Realising I was not yet out of the woods so to speak, nor potentially the rocks, I knew to reach the marina entrance I would have to round the island that ‘guards’ the northern approach to it leaving it to port and at the same time leave both the larger island at the entrance and the red beacon to starboard. Having noted from the compass the course on which I had safely and without incident approached the gazebo, I engaged reverse and backed out to sea on the exact reverse course for just a few minutes. I then made a ninety degree turn to starboard to head due south guesstimating I needed to pursue that course for about five minutes before a further 90 degree turn this time to port. If I had it right, that should point me towards the as yet unseen marina entrance with an island on each side and the red beacon dead ahead. I proceeded slow ahead and hoped I would soon see that welcoming beacon’s red light ahead and to starboard. 
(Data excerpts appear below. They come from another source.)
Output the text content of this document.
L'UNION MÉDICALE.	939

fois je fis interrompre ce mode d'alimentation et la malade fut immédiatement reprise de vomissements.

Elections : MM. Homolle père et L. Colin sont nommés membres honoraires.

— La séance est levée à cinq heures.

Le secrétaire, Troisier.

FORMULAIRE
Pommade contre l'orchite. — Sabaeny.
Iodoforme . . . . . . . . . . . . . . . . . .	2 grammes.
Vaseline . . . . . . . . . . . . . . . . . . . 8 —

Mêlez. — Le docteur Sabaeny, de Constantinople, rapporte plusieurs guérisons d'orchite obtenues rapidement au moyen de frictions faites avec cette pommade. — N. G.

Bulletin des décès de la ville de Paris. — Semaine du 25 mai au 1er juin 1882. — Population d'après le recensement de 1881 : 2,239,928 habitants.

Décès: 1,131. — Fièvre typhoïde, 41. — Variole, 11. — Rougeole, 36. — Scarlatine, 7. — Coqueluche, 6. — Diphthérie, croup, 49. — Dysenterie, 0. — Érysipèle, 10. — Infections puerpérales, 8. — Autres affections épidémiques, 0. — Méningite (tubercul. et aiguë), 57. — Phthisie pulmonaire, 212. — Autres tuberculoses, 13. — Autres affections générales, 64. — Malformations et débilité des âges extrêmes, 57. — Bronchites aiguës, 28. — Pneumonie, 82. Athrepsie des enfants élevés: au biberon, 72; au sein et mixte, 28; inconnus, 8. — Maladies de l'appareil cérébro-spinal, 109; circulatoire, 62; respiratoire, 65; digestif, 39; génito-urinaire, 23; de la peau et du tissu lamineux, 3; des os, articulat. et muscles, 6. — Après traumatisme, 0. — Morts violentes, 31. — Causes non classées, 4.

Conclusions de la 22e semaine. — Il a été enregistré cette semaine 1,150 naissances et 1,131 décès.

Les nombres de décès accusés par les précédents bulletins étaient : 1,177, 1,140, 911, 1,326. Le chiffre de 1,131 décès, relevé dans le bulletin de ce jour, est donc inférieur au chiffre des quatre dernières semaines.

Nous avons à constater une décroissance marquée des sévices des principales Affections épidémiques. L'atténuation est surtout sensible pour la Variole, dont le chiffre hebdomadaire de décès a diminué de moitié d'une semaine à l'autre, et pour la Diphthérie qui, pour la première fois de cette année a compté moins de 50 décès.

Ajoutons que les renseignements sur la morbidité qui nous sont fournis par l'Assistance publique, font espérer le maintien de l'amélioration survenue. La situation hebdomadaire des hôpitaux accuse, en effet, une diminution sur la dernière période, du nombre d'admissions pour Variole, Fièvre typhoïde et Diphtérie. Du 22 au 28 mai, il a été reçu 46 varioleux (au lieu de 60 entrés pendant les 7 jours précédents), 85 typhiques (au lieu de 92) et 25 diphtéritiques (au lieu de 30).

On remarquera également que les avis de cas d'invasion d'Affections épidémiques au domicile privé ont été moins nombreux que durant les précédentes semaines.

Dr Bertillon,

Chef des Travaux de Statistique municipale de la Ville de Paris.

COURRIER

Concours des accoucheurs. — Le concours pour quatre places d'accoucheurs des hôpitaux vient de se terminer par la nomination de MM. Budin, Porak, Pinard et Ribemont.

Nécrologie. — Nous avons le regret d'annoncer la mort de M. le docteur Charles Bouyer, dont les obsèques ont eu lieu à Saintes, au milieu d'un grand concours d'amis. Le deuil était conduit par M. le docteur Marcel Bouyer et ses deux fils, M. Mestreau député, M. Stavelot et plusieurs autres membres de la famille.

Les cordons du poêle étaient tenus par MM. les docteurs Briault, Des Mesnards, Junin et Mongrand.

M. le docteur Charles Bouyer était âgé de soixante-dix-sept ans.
Sure enough the beacon magically appeared. I was safely on course for the marina and my slip. The trumpeter had saved my bacon. I proceeded slow ahead being very careful to leave the beacon’s red light to starboard. Still in dense fog once clear of the entrance I continued on at slow ahead turned ninety degrees to port and shortly thereafter made my last turn this time to starboard and was thus then in the fairway leading to my slip. Entering my berth required a last ninety degree turn to port by then moving very slowly indeed. Through the fog I could just make out my slip, eased into it reversing the engine to stop the boat’s forward motion, stepped onto my dock to starboard and tied up. I had made it.
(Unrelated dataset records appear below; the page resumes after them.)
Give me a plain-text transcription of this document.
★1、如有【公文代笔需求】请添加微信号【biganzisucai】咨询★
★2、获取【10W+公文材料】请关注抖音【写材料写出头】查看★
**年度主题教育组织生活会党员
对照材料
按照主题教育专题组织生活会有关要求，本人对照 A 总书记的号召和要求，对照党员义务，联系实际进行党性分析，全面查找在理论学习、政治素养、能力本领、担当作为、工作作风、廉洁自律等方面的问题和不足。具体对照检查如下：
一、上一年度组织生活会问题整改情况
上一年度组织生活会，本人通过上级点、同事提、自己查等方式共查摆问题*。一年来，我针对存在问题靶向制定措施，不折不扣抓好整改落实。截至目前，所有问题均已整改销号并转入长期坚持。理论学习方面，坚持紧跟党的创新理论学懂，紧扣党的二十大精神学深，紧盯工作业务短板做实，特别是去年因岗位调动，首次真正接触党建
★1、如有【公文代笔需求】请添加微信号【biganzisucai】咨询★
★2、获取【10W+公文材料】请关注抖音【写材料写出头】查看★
* See my story Austin 1100 April 18, 2019.

** One design is a form of racing whereby all boats are virtually identical. They race each other without any handicap calculations. They start at the same time, the winner being of course the first to cross the finish line.

*** As more wind power increases speed, lift increases and the boat in effect rides over it’s own bow wave. This reduces the wetted surface area and thus drag. The boat is then said to be on the plane.

**** Katabatic wind (i.e. a strong mountain originating wind spilling seaward out from a sound aka fjord.)

***** Just north of the 49 degrees North parallel of latitude, Vancouver is in roughly the same latitude as Paris.